The importance of these themes is shown in the concrete goals many investors have set around them; for example, Qantas Super continues to work towards achieving net zero carbon emissions across our investment portfolio by 2050.

Geopolitical changes

Just over a year on from Russia’s invasion of Ukraine, Chris said the investment team continues to keep an eye on the situation.

Beyond the human impact, much of the conflict’s impact on global markets has lessened.

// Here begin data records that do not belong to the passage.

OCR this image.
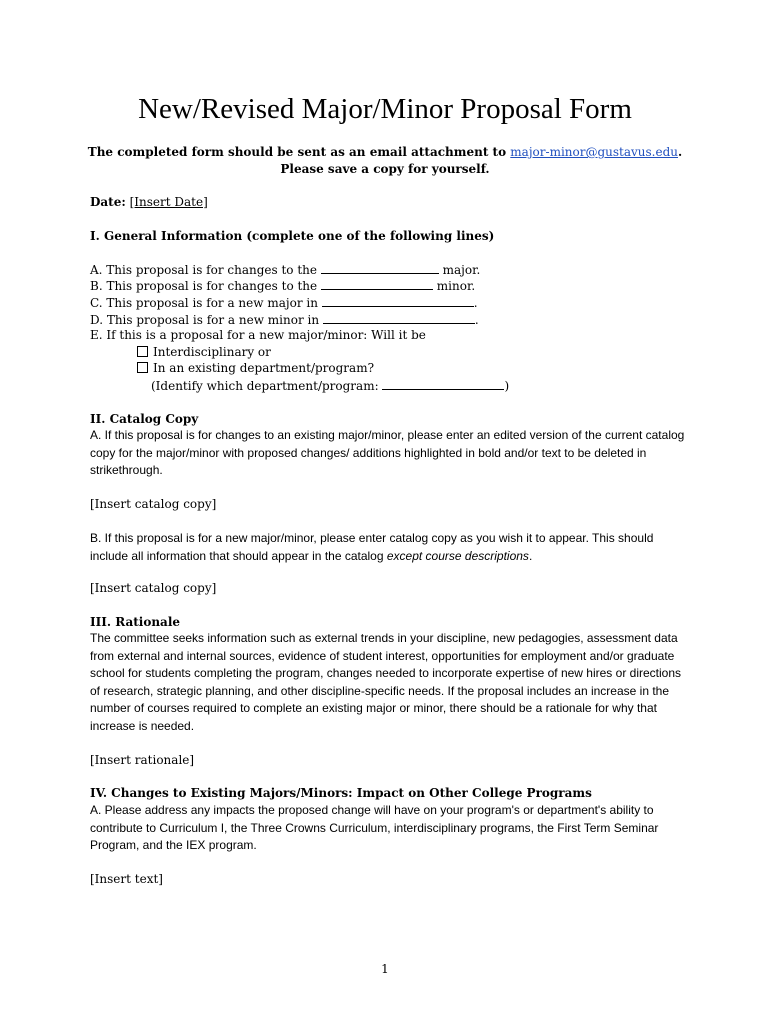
New/Revised Major/Minor Proposal Form
The completed form should be sent as an email attachment to major-minor@gustavus.edu.
Please save a copy for yourself.
Date: [Insert Date]
I. General Information (complete one of the following lines)
A. This proposal is for changes to the	major.
B. This proposal is for changes to the	minor.
C. This proposal is for a new major in	.
D. This proposal is for a new minor in	.
E. If this is a proposal for a new major/minor: Will it be
Interdisciplinary or
In an existing department/program?
(Identify which department/program:	)
II. Catalog Copy
A. If this proposal is for changes to an existing major/minor, please enter an edited version of the current catalog copy for the major/minor with proposed changes/ additions highlighted in bold and/or text to be deleted in strikethrough.
[Insert catalog copy]
B. If this proposal is for a new major/minor, please enter catalog copy as you wish it to appear. This should include all information that should appear in the catalog except course descriptions.
[Insert catalog copy]
III. Rationale
The committee seeks information such as external trends in your discipline, new pedagogies, assessment data from external and internal sources, evidence of student interest, opportunities for employment and/or graduate school for students completing the program, changes needed to incorporate expertise of new hires or directions of research, strategic planning, and other discipline-specific needs. If the proposal includes an increase in the number of courses required to complete an existing major or minor, there should be a rationale for why that increase is needed.
[Insert rationale]
IV. Changes to Existing Majors/Minors: Impact on Other College Programs
A. Please address any impacts the proposed change will have on your program's or department's ability to contribute to Curriculum I, the Three Crowns Curriculum, interdisciplinary programs, the First Term Seminar Program, and the IEX program.
[Insert text]
1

While major disruptions were predicted due to Russia’s cutting of energy supplies to Europe, for example, Europe has worked over the last year to get its gas supplies back up and minimise issues.

Looking elsewhere, the team is also keeping an eye on China, which effectively ended its COVID-zero policy in December 2022.

While this will provide a positive boost in the short-term, with the return of tourists and Chinese students to Australia in particular expected to give our local economy a bounce, Chris said a number of key structural issues remain for China.

With the country’s birth rate falling for the past six years, China’s population officially declined in January 2023. This was the first population decline for China in 60 years, with experts predicting it will have various implications for the nation’s economy.

Also of continued concern is China’s property market, with the International Monetary Fund stating in early February 2023 that more action was needed to end the real estate crisis.

The real estate crisis made global news in September 2021, when the country’s second-largest development company sparked concern after it told its investors that it would not be able to make interest payments on time.